Acronym | AWA |
---|---|
Founded | 1960 |
Defunct | 1991. |
Style | American Wrestling. |
Headquarters | Minneapolis, Minnesota |
Founder(s) | Verne Gagne And Wally Karbo |
Owner(s) | Vince McMahon |
The American Wrestling Association (AWA) was an American professional wrestling promotion based in Minneapolis, Minnesota that ran from 1960 to 1991. It was owned and founded by Verne Gagne and Wally Karbo. The territory was originally part of the National Wrestling Alliance (NWA), becoming an independent territory in the late 1950s.
Anton Stecher was a founding member of the NWA in 1948 and had promoted wrestling in Minneapolis since 1933 through his Minneapolis Boxing and Wrestling Club.
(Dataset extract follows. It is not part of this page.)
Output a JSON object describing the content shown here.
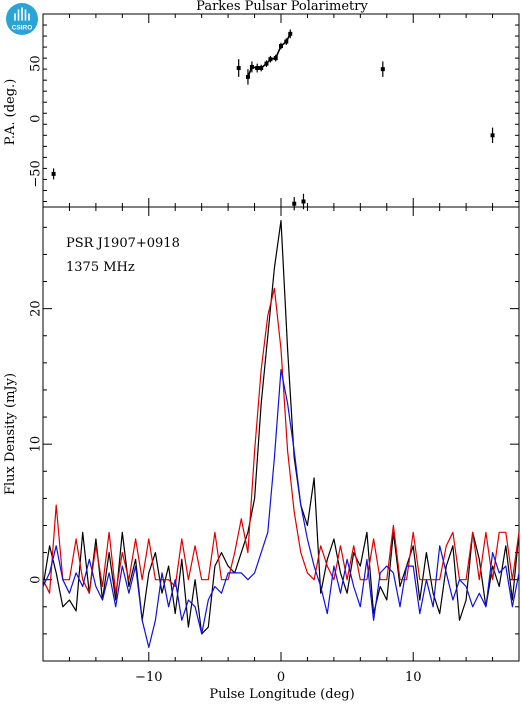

In 1952, he sold a one third interest in the promotion to his son Dennis and Wally Karbo. Stecher died on October 9, 1954 and control of the promotion passed to Karbo and Dennis. Verne Gagne, a former amateur wrestling champion, had become a well known and popular wrestler nationally in the 1950s as a result of his appearances on the DuMont Network. He aspired to become NWA World Champion, but for various reasons to do with politics inside the NWA, he never became champion. In 1959, Dennis Stecher sold his majority stake in the Minneapolis Boxing and Wrestling Club to Karbo and Gagne. They became co-owners of the promotion from that point onward.
In 1960, after unsuccessfully lobbying the NWA for a title match between Gagne and the NWA World Champion Pat O'Connor, Gagne and Karbo led certain territories out of the NWA forming the AWA. The AWA unilaterally recognized NWA World Champion Pat O'Connor as AWA World Champion and gave him 90 days to defend the AWA title against Gagne. The NWA ignored the challenge. O'Connor was stripped of the AWA title and it was awarded to Gagne on August 16, 1960. While O'Connor was considered the first AWA Champion, he never wrestled in the AWA until later in the 1960s (when he teamed with Wilbur Snyder to win the AWA World Tag Team Championship).
Gagne was a former amateur-wrestling champion who had earned a spot on the U.S. team at the 1948 Summer Olympics; he ran the AWA with a traditionalist sensibility, firmly believing that sound technical wrestling should be the basis of a pro-wrestling company. Starting in the 1970s, Gagne trained his newcomer wrestlers from his farm in Chanhassen, Minnesota.